O texto acima está presente nos evangelhos sinóticos (Mateus, Marcos e Lucas). Sabemos que “evangelho” é um estilo literário. Paralelamente, os textos sagrados possuem uma forma interessante de serem lidos. Já tratei disso algumas vezes utilizando como base teórica o primeiro capítulo do livro Mimesis (“A cicatriz de Ulisses”), de Erich Auerbach. Os conceitos de realidade e verdade trabalhados por este autor ajudam a definir a política de tais escritos. Auerbach apresenta a interpretação simbólica, os significados morais, as funções dos textos gregos, as camadas dentro de cada personagem e, ulteriormente, realiza esse exercício no texto hebraico sobre a narrativa do sacrifício de Isaque pelo seu pai Abraão.

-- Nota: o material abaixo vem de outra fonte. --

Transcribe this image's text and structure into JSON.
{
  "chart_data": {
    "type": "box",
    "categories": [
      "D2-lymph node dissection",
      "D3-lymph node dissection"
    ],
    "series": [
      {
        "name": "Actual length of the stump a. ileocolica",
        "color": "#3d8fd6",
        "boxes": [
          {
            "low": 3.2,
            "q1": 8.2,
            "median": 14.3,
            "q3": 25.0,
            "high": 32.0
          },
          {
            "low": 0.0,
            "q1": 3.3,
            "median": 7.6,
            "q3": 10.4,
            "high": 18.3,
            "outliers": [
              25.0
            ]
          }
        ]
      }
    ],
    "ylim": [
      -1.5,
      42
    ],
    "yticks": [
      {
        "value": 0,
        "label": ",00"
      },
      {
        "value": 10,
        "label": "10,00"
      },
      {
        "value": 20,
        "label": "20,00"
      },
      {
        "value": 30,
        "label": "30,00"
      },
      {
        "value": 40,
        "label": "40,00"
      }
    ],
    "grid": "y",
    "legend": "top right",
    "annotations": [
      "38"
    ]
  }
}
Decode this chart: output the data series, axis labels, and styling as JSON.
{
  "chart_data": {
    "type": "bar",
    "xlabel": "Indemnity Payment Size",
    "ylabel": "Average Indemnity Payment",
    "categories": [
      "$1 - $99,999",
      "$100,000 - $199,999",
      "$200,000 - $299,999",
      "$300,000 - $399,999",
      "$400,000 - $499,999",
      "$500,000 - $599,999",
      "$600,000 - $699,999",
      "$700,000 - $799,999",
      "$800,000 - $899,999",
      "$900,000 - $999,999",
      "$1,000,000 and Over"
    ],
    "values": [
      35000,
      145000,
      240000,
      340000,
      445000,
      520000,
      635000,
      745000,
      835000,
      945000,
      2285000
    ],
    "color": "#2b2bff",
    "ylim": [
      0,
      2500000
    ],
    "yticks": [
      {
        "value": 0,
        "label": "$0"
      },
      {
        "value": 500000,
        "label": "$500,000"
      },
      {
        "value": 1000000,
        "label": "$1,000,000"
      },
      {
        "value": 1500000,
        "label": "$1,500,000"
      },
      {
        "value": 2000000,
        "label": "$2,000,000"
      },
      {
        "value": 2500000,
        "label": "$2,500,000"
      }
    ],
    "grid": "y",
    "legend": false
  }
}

Ao contrário de Homero em A Odisseia, os relatos bíblicos são cridos como verdade. E o que é verdade? Auerbach diferencia verdade de realidade. Os autor dos textos sagrados são uma espécie de mentirosos políticos conscientes de suas metas.  Verdade é um relato apaixonado, carregado de segundos planos, cujo conteúdo é uma adaptação do mundo heurístico e adaptado pedagogicamente para determinado fim. Em outras palavras, verdade é um ensinamento imperioso adaptado para determinada sociedade e contexto. Portanto, a comunidade baseará seu ethos naquela composição que só a partir do avançar do tempo que vai se tornando histórica. É aqui que entra a diferença entre ambos os conceitos. Realidade encontra-se no plano histórico, do mundo, como a própria raiz da palavra define, real. A realidade é aonde é. Por mais que hermeneutas busquem ampliar os efeitos da realidade (utilizando, por exemplo, a teoria da recepção – que para mim não passa de pragmática política de cunho devocional), seu caráter é pedagógico por si, não há camadas, não há metáforas. É.

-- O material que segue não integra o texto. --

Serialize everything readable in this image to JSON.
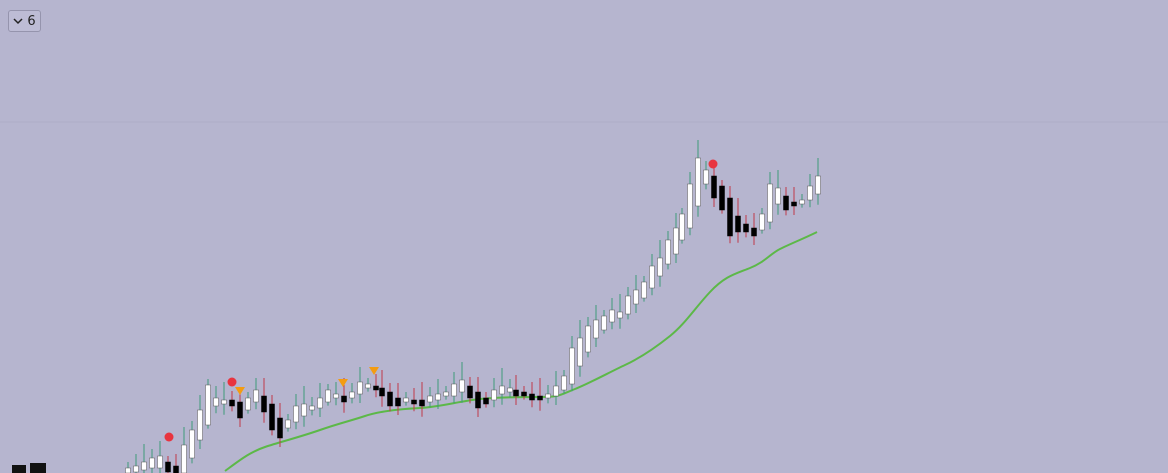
{
  "dropdown": {
    "label": "6"
  }
}
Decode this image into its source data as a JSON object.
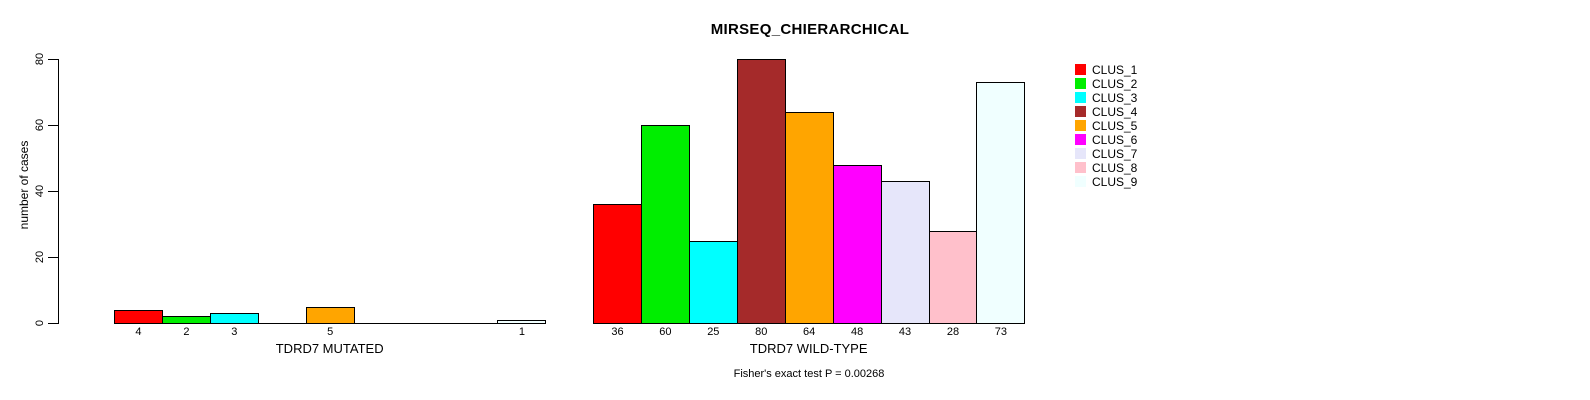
{
  "figure": {
    "title": "MIRSEQ_CHIERARCHICAL",
    "annotation": "Fisher's exact test P = 0.00268"
  },
  "chart_data": {
    "type": "bar",
    "title": "MIRSEQ_CHIERARCHICAL",
    "xlabel": "",
    "ylabel": "number of cases",
    "ylim": [
      0,
      80
    ],
    "yticks": [
      0,
      20,
      40,
      60,
      80
    ],
    "grid": false,
    "legend_position": "top-right",
    "bar_value_labels": true,
    "annotation": "Fisher's exact test P = 0.00268",
    "categories": [
      "TDRD7 MUTATED",
      "TDRD7 WILD-TYPE"
    ],
    "series": [
      {
        "name": "CLUS_1",
        "color": "#FF0000",
        "values": [
          4,
          36
        ]
      },
      {
        "name": "CLUS_2",
        "color": "#00EE00",
        "values": [
          2,
          60
        ]
      },
      {
        "name": "CLUS_3",
        "color": "#00FFFF",
        "values": [
          3,
          25
        ]
      },
      {
        "name": "CLUS_4",
        "color": "#A52A2A",
        "values": [
          0,
          80
        ]
      },
      {
        "name": "CLUS_5",
        "color": "#FFA500",
        "values": [
          5,
          64
        ]
      },
      {
        "name": "CLUS_6",
        "color": "#FF00FF",
        "values": [
          0,
          48
        ]
      },
      {
        "name": "CLUS_7",
        "color": "#E6E6FA",
        "values": [
          0,
          43
        ]
      },
      {
        "name": "CLUS_8",
        "color": "#FFC0CB",
        "values": [
          0,
          28
        ]
      },
      {
        "name": "CLUS_9",
        "color": "#F0FFFF",
        "values": [
          1,
          73
        ]
      }
    ]
  }
}
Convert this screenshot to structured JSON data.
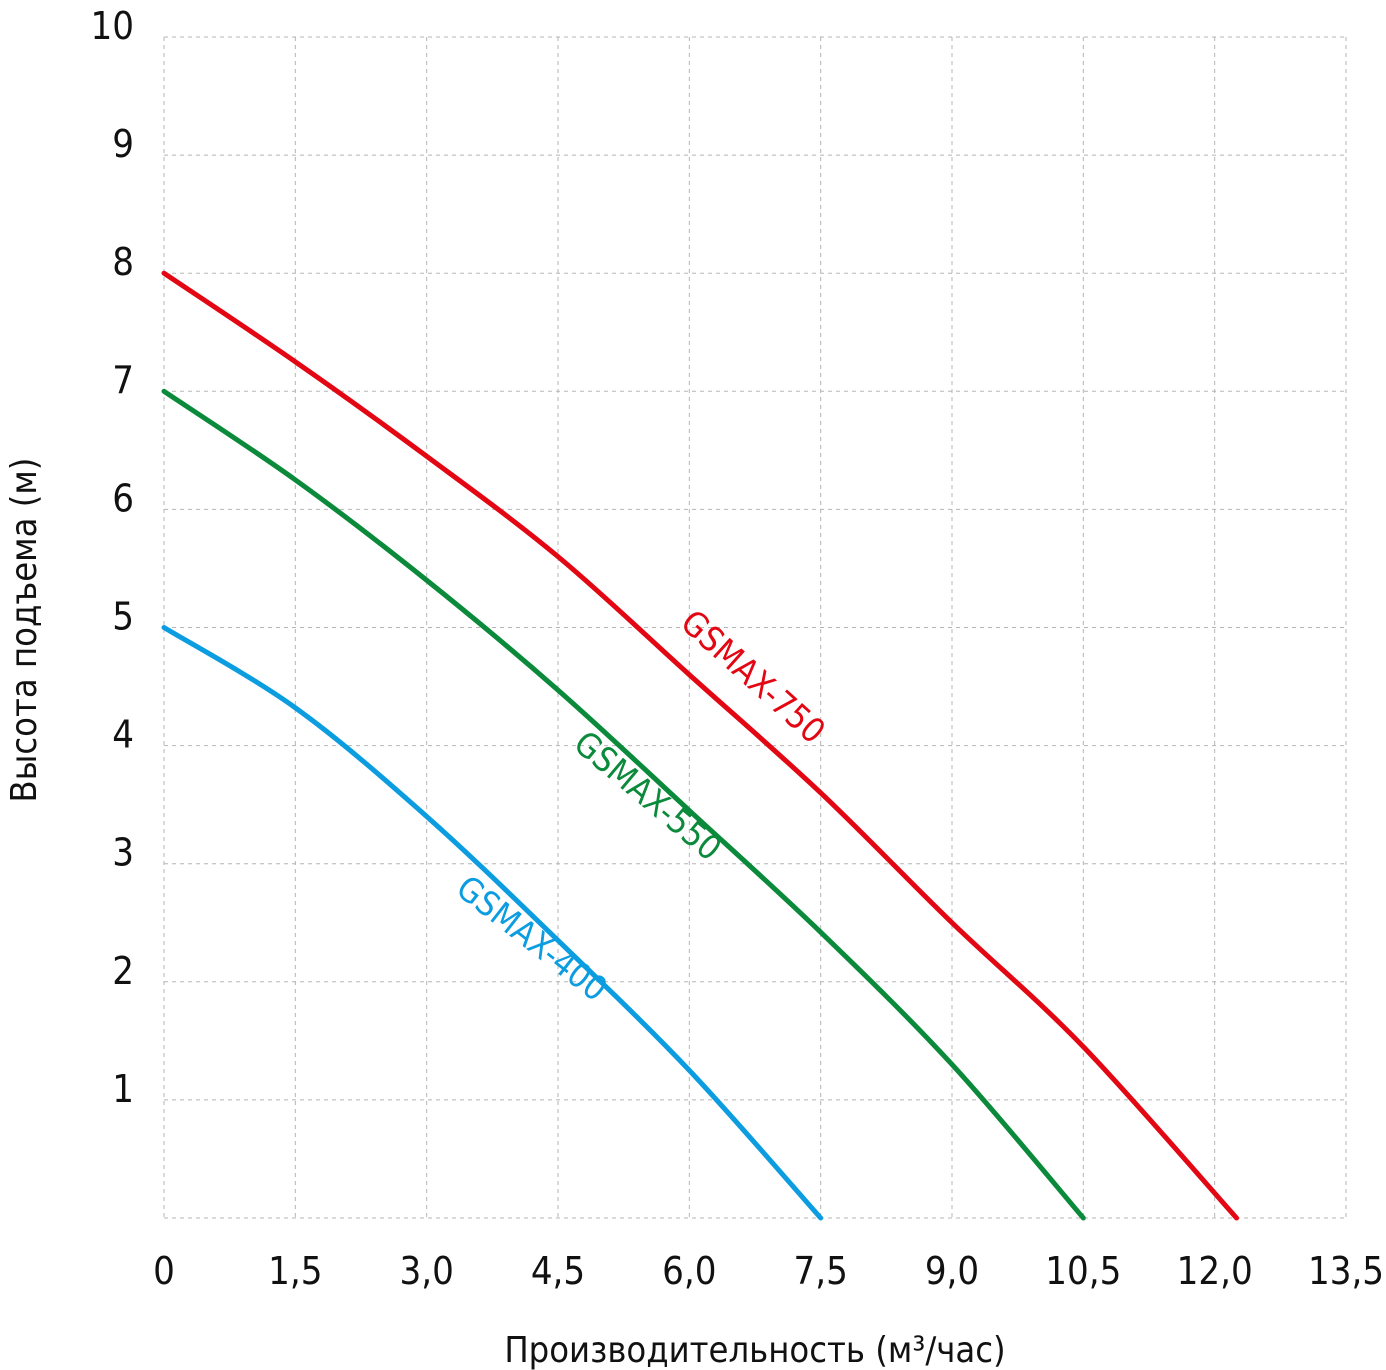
{
  "chart_data": {
    "type": "line",
    "title": "",
    "xlabel": "Производительность (м³/час)",
    "ylabel": "Высота подъема (м)",
    "xlim": [
      0,
      13.5
    ],
    "ylim": [
      0,
      10
    ],
    "grid": true,
    "x_ticks": [
      "0",
      "1,5",
      "3,0",
      "4,5",
      "6,0",
      "7,5",
      "9,0",
      "10,5",
      "12,0",
      "13,5"
    ],
    "x_tick_values": [
      0,
      1.5,
      3.0,
      4.5,
      6.0,
      7.5,
      9.0,
      10.5,
      12.0,
      13.5
    ],
    "y_ticks": [
      "1",
      "2",
      "3",
      "4",
      "5",
      "6",
      "7",
      "8",
      "9",
      "10"
    ],
    "y_tick_values": [
      1,
      2,
      3,
      4,
      5,
      6,
      7,
      8,
      9,
      10
    ],
    "series": [
      {
        "name": "GSMAX-750",
        "color": "#e30613",
        "x": [
          0,
          1.5,
          3.0,
          4.5,
          6.0,
          7.5,
          9.0,
          10.5,
          12.25
        ],
        "y": [
          8,
          7.25,
          6.45,
          5.6,
          4.6,
          3.6,
          2.5,
          1.45,
          0
        ],
        "label_at": [
          6.64,
          4.51
        ],
        "label_angle": 42
      },
      {
        "name": "GSMAX-550",
        "color": "#0a8a3a",
        "x": [
          0,
          1.5,
          3.0,
          4.5,
          6.0,
          7.5,
          9.0,
          10.5
        ],
        "y": [
          7,
          6.25,
          5.4,
          4.47,
          3.45,
          2.42,
          1.3,
          0
        ],
        "label_at": [
          5.44,
          3.5
        ],
        "label_angle": 40
      },
      {
        "name": "GSMAX-400",
        "color": "#0b9de0",
        "x": [
          0,
          1.5,
          3.0,
          4.5,
          6.0,
          7.5
        ],
        "y": [
          5,
          4.32,
          3.4,
          2.35,
          1.25,
          0
        ],
        "label_at": [
          4.12,
          2.29
        ],
        "label_angle": 38
      }
    ]
  }
}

Os textos evangélicos trazem as crianças da realidade para representarem no plano da verdade (do ensino) alguns grupos. Como o contexto é sobre o casamento, não há outro gênero que sobressaia naquela cultura senão o homem. É ele quem domina a mulher, os filhos, os escravos. As crianças surgem aqui como um modelo para o ensino dos autores, pois apenas os que fossem como “as tais” poderiam herdar o reino dos céus. E quem são as crianças? São os pequeninos, os fracos, os humildes. Aliás, os escravos também eram chamados de crianças por causa da mente e da condição social “semelhantes”.

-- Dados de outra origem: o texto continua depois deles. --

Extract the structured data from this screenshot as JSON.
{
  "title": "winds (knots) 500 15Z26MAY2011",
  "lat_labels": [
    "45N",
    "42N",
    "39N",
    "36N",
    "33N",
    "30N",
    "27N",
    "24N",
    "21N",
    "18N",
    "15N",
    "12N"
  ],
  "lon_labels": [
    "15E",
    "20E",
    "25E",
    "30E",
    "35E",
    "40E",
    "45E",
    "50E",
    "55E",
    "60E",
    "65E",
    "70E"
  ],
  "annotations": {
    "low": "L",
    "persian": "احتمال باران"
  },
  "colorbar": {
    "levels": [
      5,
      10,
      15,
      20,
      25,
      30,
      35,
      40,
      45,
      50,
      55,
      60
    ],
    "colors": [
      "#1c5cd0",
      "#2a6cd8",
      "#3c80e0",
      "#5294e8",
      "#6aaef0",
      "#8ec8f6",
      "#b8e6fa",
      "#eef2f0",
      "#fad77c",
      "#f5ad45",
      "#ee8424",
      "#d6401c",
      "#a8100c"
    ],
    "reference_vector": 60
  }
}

Todos nós já fomos crianças. A diferença está em responder no que nos tornamos ou no que fizeram-nos tornar. Abaixo temos, por exemplo, a imagem de uma criança de 5 anos com o seu pai. Aparentemente, pessoas humildes como alguns discípulos que pescavam para sobreviver. O senhor abaixo é Percy Geraldo Bolsonaro. A criança é seu filho, Jair Messias Bolsonaro que, na juventude, alistou-se na Aman (Academia Militar das Agulhas Negras) para seguir carreira. Após um período, retornou para casa com vontade de desistir, mas ouviu de seu pai: “Você vai voltar, se formar e ainda vai ser o presidente”1Disponível em: <https://istoe.com.br/onde-tudo-comecou/>. Acesso em: 02 de nov. de 2021..

Fonte: Instagram de Jair Messias Bolsonaro (@jairmessiasbolsonaro)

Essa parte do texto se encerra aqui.